Nothing beside remains. Round the decay
Of that colossal wreck, boundless and bare
The lone and level sands stretch far away.'
“Ozymandias,” Percy Bysshe Shelley

After browsing among the stately ruins of Rome, of BaiƦ, of Pompeii, and after glancing down the long marble ranks of battered and nameless imperial heads that stretch down the corridors of the Vatican, one thing strikes me with a force it never had before: the unsubstantial, unlasting character of fame. Men lived long lives, in the olden time, and struggled feverishly through them, toiling like slaves, in oratory, in generalship, or in literature, and then laid them down and died, happy in the possession of an enduring history and a deathless name. Well, twenty little centuries flutter away, and what is left of these things? A crazy inscription on a block of stone, which snuffy antiquaries bother over and tangle up and make nothing out of but a bare name (which they spell wrong) -- no history, no tradition, no poetry -- nothing that can give it even a passing interest.
                                                                “The Buried City of Pompeii,” Mark Twain

Once again we’re in a presidential election, and once again we’re hearing chest-thumping boasts of “American Exceptionalism,” the idea that we Americans are somehow the savior of western civilization, if not the human species. Jefferson spouted it: “we should have such an empire for liberty as she has never surveyed since the creation: & I am persuaded no constitution was ever before so well calculated as ours for extensive empire & self government.” Lincoln professed it: We shall nobly save, or meanly lose, the last best hope of earth. Other means may succeed; this could not fail. The way is plain, peaceful, generous, just -- a way which, if followed, the world will forever applaud, and God must forever bless.” And everyone from the Puritan John Winthrop (“a city upon a hill”), to President-elect John F. Kennedy (“a city upon a hill”) to the failed Democratic presidential candidate Walter Mondale (“the city on a hill”) to Ronald Reagan (“a shining city upon a hill whose beacon light guides freedom-loving people everywhere” (Reagan was big on embellishment)), has crowed of our vaunted place in the salvation of civilization. 
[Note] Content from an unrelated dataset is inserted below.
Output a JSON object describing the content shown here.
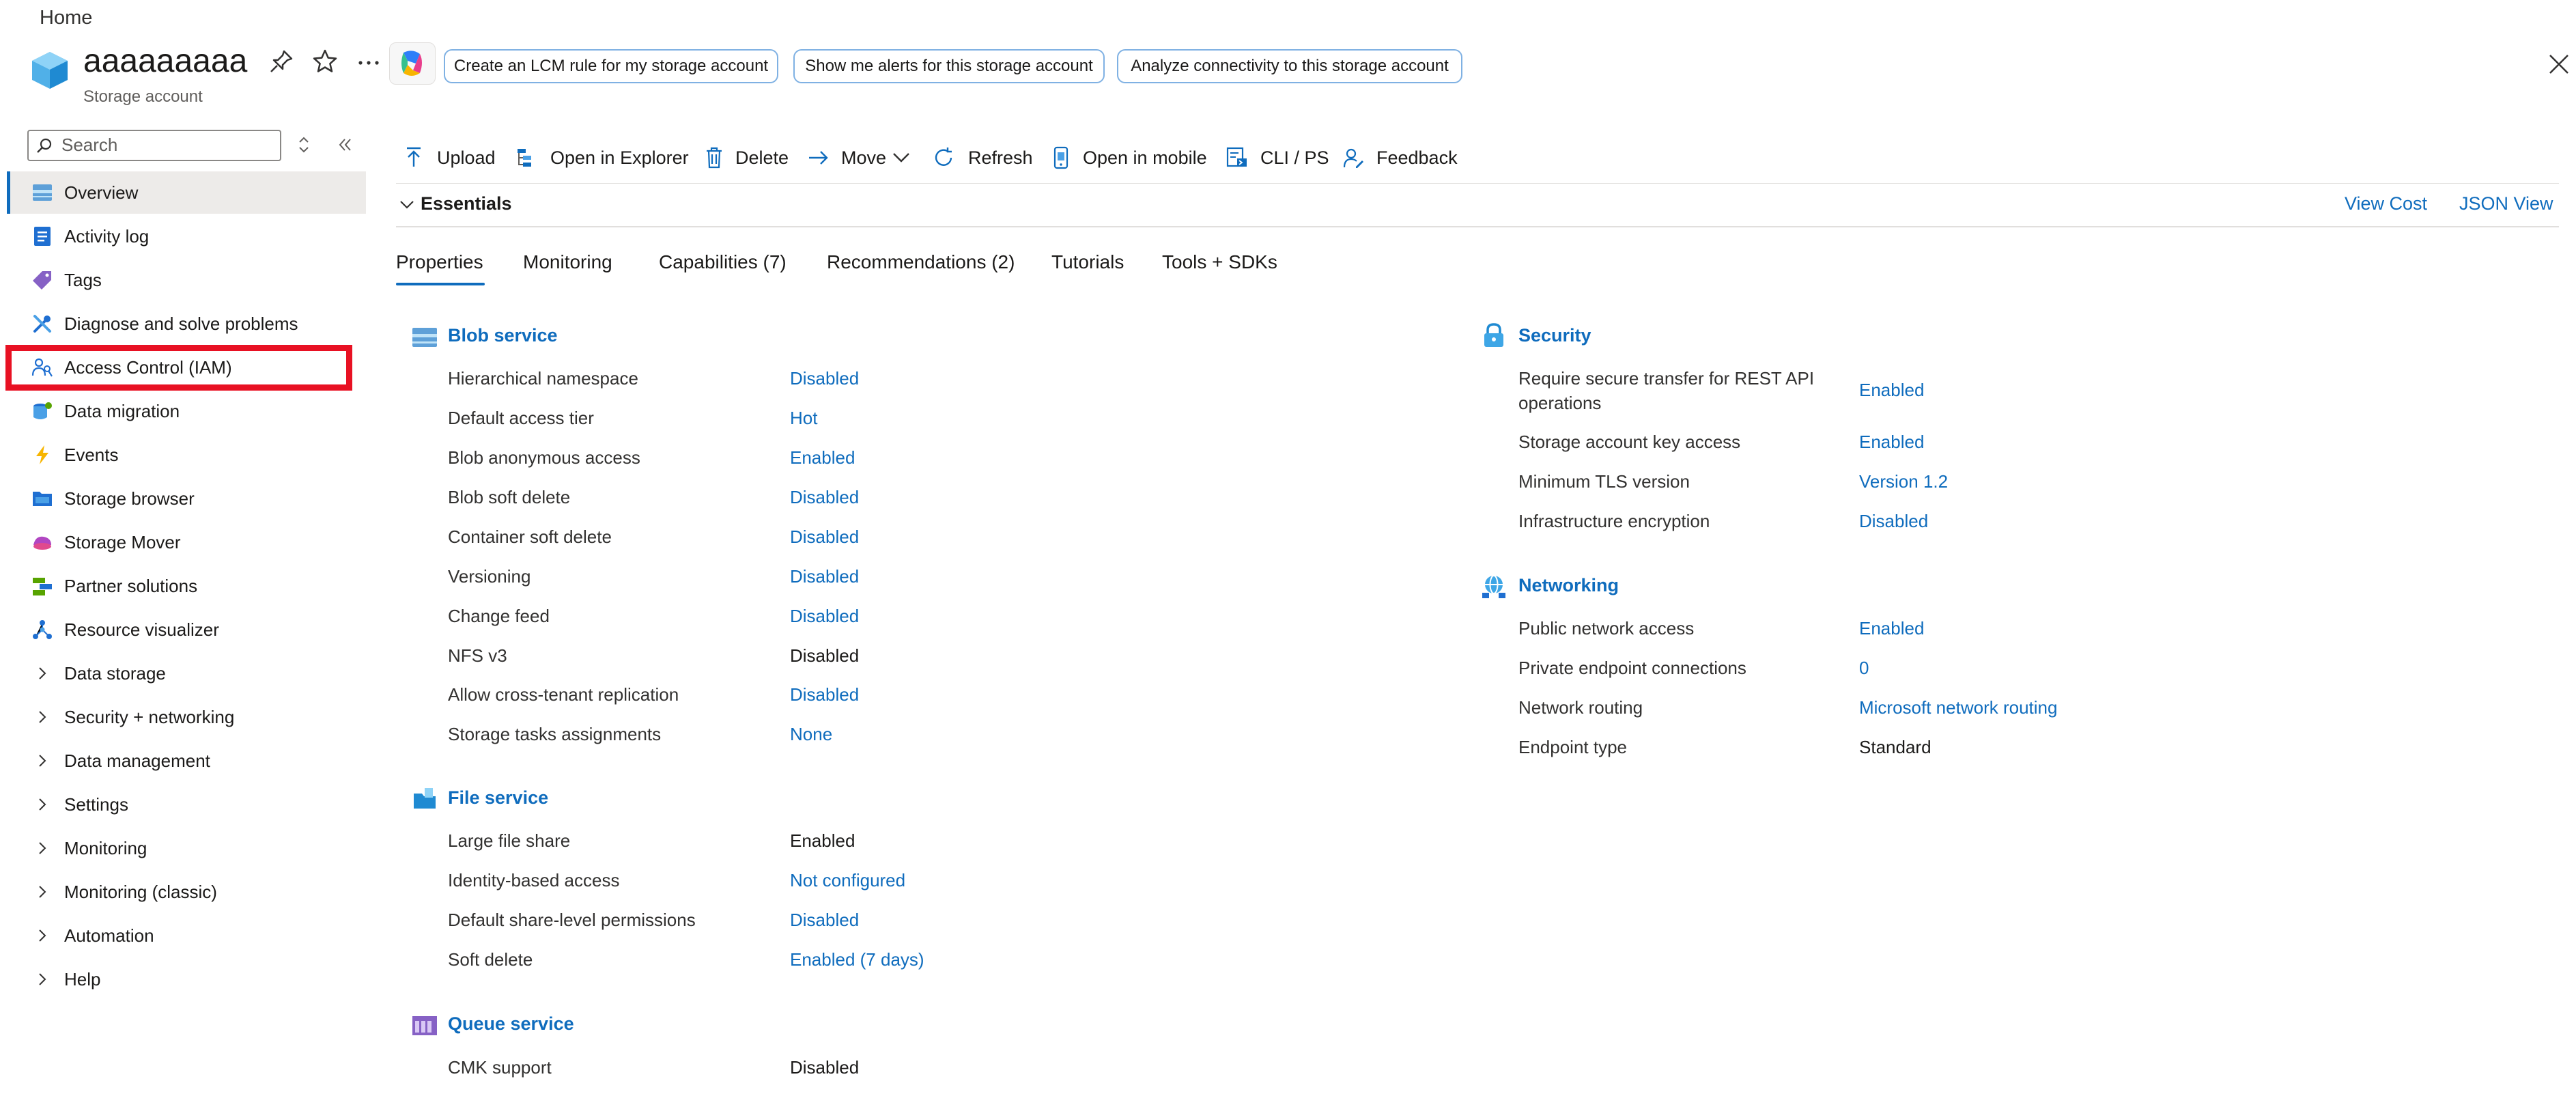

Hubris is a term and concept I try to teach in my classes. It’s easier in drama classes than in other classes, if only because so many plays, especially tragedies, revolve around a protagonist’s extreme pride and arrogance that lead to their inevitable downfall. It’s such a long-standing lesson of history and literature that I’m always dumbstruck that we have still, after centuries, yet to learn it. And we slog on in the Middle East and have military bases in 140 countries and still wonder why the world doesn’t do what we want it to do. “Look on my works, ye Mighty, and despair!” “Nothing that can give it even a passing interest.”